(4bg) Assembly and Investigation of Biomimetic Colloids

Through modern wet chemistry and recombinant techniques, a large variety of molecules that mimic biological functions can be created. These biomimetic molecules are valuable for both understanding how biological materials function, and for creating large scale structures to be used as implant devices and encapsulation technologies. The concepts that are paramount in understanding how biomimetic molecules interact, and how they can be assembled into large scale structures lie at the interface of colloid and polymer science. In the research presented here, concepts from colloid and polymer science are utilized to understand the interactions between biomimetic molecules and to assemble biomimetic molecules into large structures.

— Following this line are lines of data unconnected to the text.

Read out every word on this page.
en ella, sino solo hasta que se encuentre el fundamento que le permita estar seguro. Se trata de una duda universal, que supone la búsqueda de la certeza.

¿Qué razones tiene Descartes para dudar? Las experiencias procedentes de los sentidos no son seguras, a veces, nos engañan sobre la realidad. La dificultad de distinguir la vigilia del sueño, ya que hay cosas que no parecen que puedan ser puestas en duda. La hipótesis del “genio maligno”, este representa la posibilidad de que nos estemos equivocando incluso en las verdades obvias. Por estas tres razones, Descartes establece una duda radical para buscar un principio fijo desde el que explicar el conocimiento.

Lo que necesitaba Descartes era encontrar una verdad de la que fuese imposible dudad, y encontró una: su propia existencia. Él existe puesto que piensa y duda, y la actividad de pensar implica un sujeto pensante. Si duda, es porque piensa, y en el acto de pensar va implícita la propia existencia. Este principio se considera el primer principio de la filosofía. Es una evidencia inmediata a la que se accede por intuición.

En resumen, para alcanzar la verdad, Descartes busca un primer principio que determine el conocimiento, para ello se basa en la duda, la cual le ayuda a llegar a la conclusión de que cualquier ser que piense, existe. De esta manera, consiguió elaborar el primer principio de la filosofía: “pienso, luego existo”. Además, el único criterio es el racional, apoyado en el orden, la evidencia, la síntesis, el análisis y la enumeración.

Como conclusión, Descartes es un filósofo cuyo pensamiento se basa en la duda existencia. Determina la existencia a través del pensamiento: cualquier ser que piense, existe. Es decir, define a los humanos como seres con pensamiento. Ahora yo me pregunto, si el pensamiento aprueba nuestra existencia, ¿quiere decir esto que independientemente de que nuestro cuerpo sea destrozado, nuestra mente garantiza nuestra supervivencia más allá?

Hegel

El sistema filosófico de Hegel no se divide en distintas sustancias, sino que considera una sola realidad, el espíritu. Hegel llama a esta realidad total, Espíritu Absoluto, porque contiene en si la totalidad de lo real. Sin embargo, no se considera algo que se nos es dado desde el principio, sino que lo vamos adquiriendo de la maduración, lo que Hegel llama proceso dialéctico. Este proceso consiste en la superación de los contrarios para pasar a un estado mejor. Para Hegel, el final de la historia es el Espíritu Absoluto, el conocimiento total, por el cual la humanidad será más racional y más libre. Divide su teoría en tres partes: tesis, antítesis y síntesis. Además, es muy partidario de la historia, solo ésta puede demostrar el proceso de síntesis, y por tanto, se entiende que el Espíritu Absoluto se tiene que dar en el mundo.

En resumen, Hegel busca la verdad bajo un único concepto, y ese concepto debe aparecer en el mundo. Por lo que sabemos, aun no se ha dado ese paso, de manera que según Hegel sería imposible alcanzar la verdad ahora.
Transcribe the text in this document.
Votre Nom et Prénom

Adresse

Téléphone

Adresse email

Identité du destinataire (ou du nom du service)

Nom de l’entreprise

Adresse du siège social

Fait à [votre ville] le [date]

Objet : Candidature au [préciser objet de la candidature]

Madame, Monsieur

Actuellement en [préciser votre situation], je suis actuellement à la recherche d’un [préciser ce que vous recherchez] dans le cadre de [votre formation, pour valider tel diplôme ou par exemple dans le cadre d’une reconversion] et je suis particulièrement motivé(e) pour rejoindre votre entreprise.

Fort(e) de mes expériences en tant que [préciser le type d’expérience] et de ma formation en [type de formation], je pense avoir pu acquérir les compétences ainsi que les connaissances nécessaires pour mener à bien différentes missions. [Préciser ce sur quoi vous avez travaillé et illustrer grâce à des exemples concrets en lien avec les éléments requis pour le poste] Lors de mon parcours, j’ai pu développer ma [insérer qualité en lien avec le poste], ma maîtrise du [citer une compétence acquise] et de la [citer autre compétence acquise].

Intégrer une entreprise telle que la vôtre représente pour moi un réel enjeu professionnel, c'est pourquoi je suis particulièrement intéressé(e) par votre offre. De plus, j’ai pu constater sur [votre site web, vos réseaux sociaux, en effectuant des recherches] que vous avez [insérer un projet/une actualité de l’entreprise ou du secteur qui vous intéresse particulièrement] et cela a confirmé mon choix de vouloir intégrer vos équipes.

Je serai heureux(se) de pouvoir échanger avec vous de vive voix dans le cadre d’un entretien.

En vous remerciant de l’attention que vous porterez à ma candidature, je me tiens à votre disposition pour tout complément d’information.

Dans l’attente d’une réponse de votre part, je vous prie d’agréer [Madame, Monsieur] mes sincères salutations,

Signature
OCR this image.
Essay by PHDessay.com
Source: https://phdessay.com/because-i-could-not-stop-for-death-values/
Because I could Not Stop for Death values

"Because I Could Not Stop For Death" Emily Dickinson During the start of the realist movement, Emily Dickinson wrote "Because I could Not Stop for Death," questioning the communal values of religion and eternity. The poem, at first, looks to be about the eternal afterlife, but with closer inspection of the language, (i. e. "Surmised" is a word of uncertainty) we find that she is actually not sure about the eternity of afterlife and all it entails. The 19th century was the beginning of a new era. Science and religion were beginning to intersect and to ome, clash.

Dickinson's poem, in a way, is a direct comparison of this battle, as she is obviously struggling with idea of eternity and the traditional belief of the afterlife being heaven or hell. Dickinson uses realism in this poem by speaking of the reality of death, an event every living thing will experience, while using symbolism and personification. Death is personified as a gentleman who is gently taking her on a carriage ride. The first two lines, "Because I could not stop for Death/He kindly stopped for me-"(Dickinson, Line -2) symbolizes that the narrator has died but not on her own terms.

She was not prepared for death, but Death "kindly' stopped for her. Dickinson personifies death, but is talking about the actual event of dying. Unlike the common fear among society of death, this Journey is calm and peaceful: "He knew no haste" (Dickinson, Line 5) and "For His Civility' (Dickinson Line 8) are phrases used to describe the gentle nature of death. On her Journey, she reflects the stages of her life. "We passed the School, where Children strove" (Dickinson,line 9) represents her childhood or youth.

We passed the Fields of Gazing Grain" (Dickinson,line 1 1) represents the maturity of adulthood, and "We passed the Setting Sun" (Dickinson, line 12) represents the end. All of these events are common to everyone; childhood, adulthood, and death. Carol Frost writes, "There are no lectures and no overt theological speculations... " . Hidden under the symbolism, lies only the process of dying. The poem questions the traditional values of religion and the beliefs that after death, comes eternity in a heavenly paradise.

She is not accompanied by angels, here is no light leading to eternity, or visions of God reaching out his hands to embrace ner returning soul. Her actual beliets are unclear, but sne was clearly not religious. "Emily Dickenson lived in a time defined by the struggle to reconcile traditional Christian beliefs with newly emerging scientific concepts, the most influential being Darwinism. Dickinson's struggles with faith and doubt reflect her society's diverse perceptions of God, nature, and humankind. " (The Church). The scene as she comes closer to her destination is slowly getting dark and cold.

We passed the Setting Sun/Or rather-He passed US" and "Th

Among the large variety of structures useful for implant devices and encapsulation technologies, one of the most ecumenical is that of the thin shelled vesicle. Such thin shelled vesicles can be formed from a large number of different colloids through the self-assembly of colloidal particles at the interface of emulsion droplets. Here this technique is combined with the natural propensity of biological molecules to associate and bind. In this process biomimetic colloids are adsorbed on the interface of an emulsion droplet. Once the colloids are adsorbed, the emulsion interface induces the natural binding behavior of the biological molecules causing the molecules to bind together. The resulting structures are micron-sized vesicles with a shell thickness between 5 and 40 nanometers. The microstructural and mechanical properties of the final shell resemble the natural properties of the biological molecules, and as a result the assembled shells can be used to gain further insight into the structure-property relationship of the natural molecules which are mimicked.